In International Shipping News 12/10/2016
The Seoul Central District Court overseeing the receivership filing of Hanjin Shipping Co. is considering a disposal of the sales-and-marketing network of the container line’s Asia-U.S. operations as part of efforts to raise funds at the indebted company.
The plan was set in motion after a detailed evaluation of the company under bankruptcy protection indicated its assets could be more valuable if sold in parts, a court spokesman said by phone Tuesday. A sale would include employees and customers of Hanjin subsidiaries involved in handling Asia-U.S. cargo as well as some vessels, he said. The court intends to make a decision as soon as possible, he said.

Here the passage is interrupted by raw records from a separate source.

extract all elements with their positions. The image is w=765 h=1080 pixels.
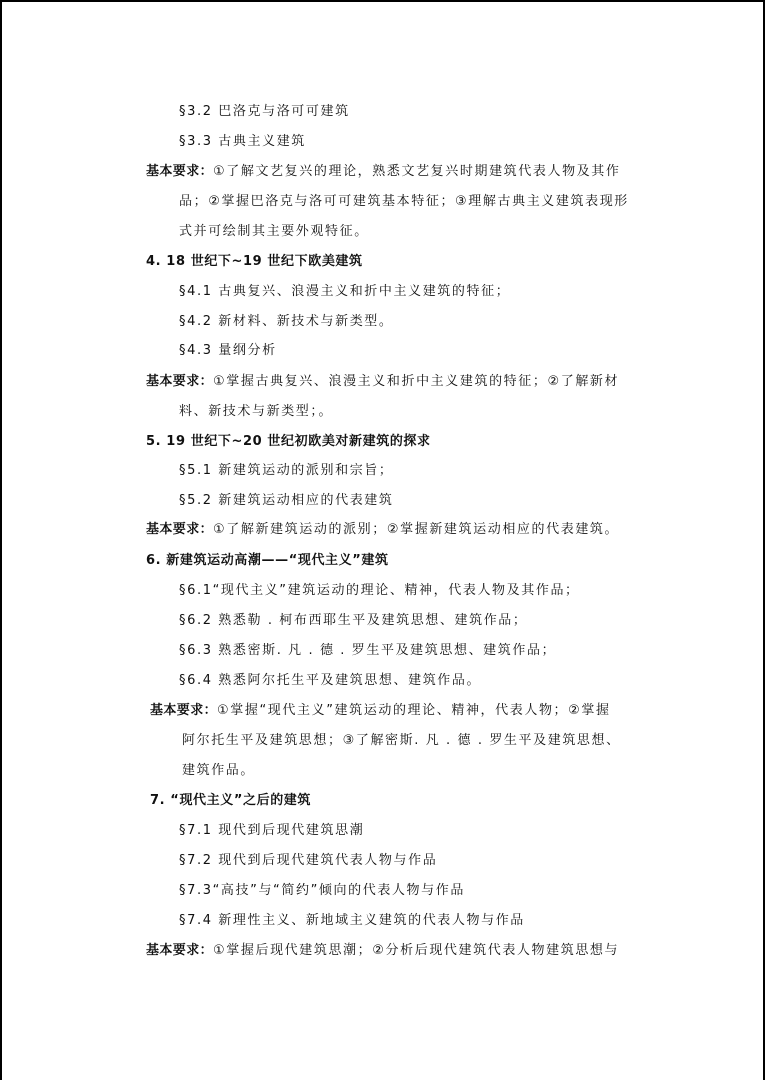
requirement-3: 基本要求：①了解文艺复兴的理论，熟悉文艺复兴时期建筑代表人物及其作 (146, 163, 620, 181)
section-6-2: §6.2 熟悉勒 . 柯布西耶生平及建筑思想、建筑作品； (179, 612, 528, 630)
requirement-3-cont-2: 式并可绘制其主要外观特征。 (179, 223, 369, 241)
requirement-text: ①了解新建筑运动的派别；②掌握新建筑运动相应的代表建筑。 (213, 522, 619, 537)
requirement-6-cont-1: 阿尔托生平及建筑思想；③了解密斯. 凡 . 德 . 罗生平及建筑思想、 (182, 732, 621, 750)
heading-5: 5. 19 世纪下~20 世纪初欧美对新建筑的探求 (146, 433, 431, 451)
requirement-text: ①掌握古典复兴、浪漫主义和折中主义建筑的特征；②了解新材 (213, 374, 619, 389)
requirement-label: 基本要求： (146, 374, 213, 389)
requirement-label: 基本要求： (146, 164, 213, 179)
section-4-1: §4.1 古典复兴、浪漫主义和折中主义建筑的特征； (179, 283, 510, 301)
requirement-6-cont-2: 建筑作品。 (182, 762, 255, 780)
requirement-4: 基本要求：①掌握古典复兴、浪漫主义和折中主义建筑的特征；②了解新材 (146, 373, 619, 391)
section-3-3: §3.3 古典主义建筑 (179, 133, 306, 151)
requirement-5: 基本要求：①了解新建筑运动的派别；②掌握新建筑运动相应的代表建筑。 (146, 521, 619, 539)
section-5-2: §5.2 新建筑运动相应的代表建筑 (179, 492, 394, 510)
heading-4: 4. 18 世纪下~19 世纪下欧美建筑 (146, 253, 363, 271)
section-6-3: §6.3 熟悉密斯. 凡 . 德 . 罗生平及建筑思想、建筑作品； (179, 642, 556, 660)
requirement-label: 基本要求： (146, 943, 213, 958)
section-7-3: §7.3“高技”与“简约”倾向的代表人物与作品 (179, 882, 465, 900)
requirement-7: 基本要求：①掌握后现代建筑思潮；②分析后现代建筑代表人物建筑思想与 (146, 942, 619, 960)
requirement-text: ①掌握后现代建筑思潮；②分析后现代建筑代表人物建筑思想与 (213, 943, 619, 958)
requirement-text: ①掌握“现代主义”建筑运动的理论、精神，代表人物；②掌握 (217, 703, 611, 718)
section-4-2: §4.2 新材料、新技术与新类型。 (179, 313, 394, 331)
section-6-4: §6.4 熟悉阿尔托生平及建筑思想、建筑作品。 (179, 672, 481, 690)
requirement-label: 基本要求： (146, 522, 213, 537)
heading-6: 6. 新建筑运动高潮——“现代主义”建筑 (146, 552, 389, 570)
section-7-2: §7.2 现代到后现代建筑代表人物与作品 (179, 852, 437, 870)
requirement-3-cont-1: 品；②掌握巴洛克与洛可可建筑基本特征；③理解古典主义建筑表现形 (179, 193, 629, 211)
requirement-text: ①了解文艺复兴的理论，熟悉文艺复兴时期建筑代表人物及其作 (213, 164, 620, 179)
section-6-1: §6.1“现代主义”建筑运动的理论、精神，代表人物及其作品； (179, 582, 580, 600)
section-4-3: §4.3 量纲分析 (179, 342, 277, 360)
section-7-1: §7.1 现代到后现代建筑思潮 (179, 822, 364, 840)
requirement-6: 基本要求：①掌握“现代主义”建筑运动的理论、精神，代表人物；②掌握 (150, 702, 611, 720)
section-7-4: §7.4 新理性主义、新地域主义建筑的代表人物与作品 (179, 912, 525, 930)
section-5-1: §5.1 新建筑运动的派别和宗旨； (179, 462, 394, 480)
heading-7: 7. “现代主义”之后的建筑 (150, 792, 311, 810)
section-3-2: §3.2 巴洛克与洛可可建筑 (179, 103, 350, 121)
document-page: §3.2 巴洛克与洛可可建筑 §3.3 古典主义建筑 基本要求：①了解文艺复兴的… (0, 0, 765, 1080)
requirement-4-cont-1: 料、新技术与新类型；。 (179, 403, 333, 421)
requirement-label: 基本要求： (150, 703, 217, 718)
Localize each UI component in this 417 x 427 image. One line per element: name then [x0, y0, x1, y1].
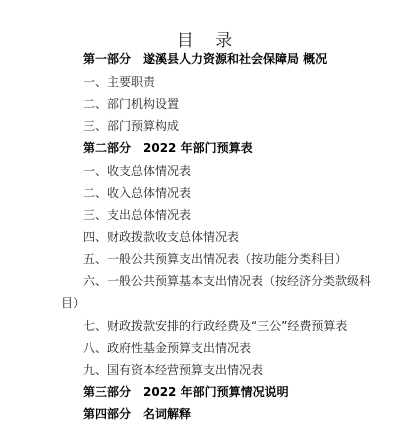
toc-item[interactable]: 四、财政拨款收支总体情况表 [83, 229, 239, 245]
toc-item[interactable]: 三、部门预算构成 [83, 118, 179, 134]
toc-part-3[interactable]: 第三部分 2022 年部门预算情况说明 [83, 384, 289, 400]
toc-item[interactable]: 八、政府性基金预算支出情况表 [83, 340, 251, 356]
toc-item[interactable]: 三、支出总体情况表 [83, 207, 191, 223]
toc-item[interactable]: 一、主要职责 [83, 74, 155, 90]
toc-item[interactable]: 九、国有资本经营预算支出情况表 [83, 362, 263, 378]
toc-item[interactable]: 二、收入总体情况表 [83, 185, 191, 201]
toc-item[interactable]: 六、一般公共预算基本支出情况表（按经济分类款级科 [83, 273, 371, 289]
toc-part-2[interactable]: 第二部分 2022 年部门预算表 [83, 140, 253, 156]
toc-part-4[interactable]: 第四部分 名词解释 [83, 406, 191, 422]
toc-item[interactable]: 五、一般公共预算支出情况表（按功能分类科目） [83, 251, 347, 267]
toc-item[interactable]: 七、财政拨款安排的行政经费及“三公”经费预算表 [83, 318, 347, 334]
toc-part-1[interactable]: 第一部分 遂溪县人力资源和社会保障局 概况 [83, 51, 327, 67]
toc-item[interactable]: 二、部门机构设置 [83, 96, 179, 112]
toc-item[interactable]: 一、收支总体情况表 [83, 163, 191, 179]
toc-item-wrap[interactable]: 目） [61, 295, 85, 311]
toc-title: 目 录 [0, 26, 417, 51]
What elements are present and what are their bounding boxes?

The effort to sell the company in parts comes after the court indicated last month that it would consider selling the entire container line, which sought bankruptcy protection in August. Hanjin, South Korea’s biggest container line, fell victim to a global slump in trade that has depressed freight rates and led to losses, consolidation and job cuts among other shipping companies. The Seoul-based company sought protection after creditors halted all financial support, causing its ships to be stranded at sea and disrupting the global supply chain ahead of the year-end holiday season.
The Seoul court, which established a committee to evaluate Hanjin, hasn’t determined what to do with Hanjin’s other operations including those moving goods between Asia and Europe, the spokesman said. Hanjin is required to submit its own proposal for revival by Dec. 23.
Yesterday, the judge met with the evaluating officials, who are also helping the court to review a possible sale of Hanjin’s operations, the spokesman said. The court has yet to decide on the number of vessels or how many workers could be affected by a sale of the U.S.-Asia operations, he said. Hanjin Shipping had 1,428 employees as of June 30, according to its half-year financial report.
Hanjin closed unchanged at 1,025 won in Seoul trading. The stock has plunged 72 percent this year, cutting its market value to about 251 billion won ($224 million).
Its market share has also shrunk as customers defected, dropping to 1.3 percent as of Oct. 11 and making Hanjin the 17th biggest container line, according to shipping data provider Alphaliner. Before the company’s filing, it was in seventh place and controlled 2.9 percent of the market.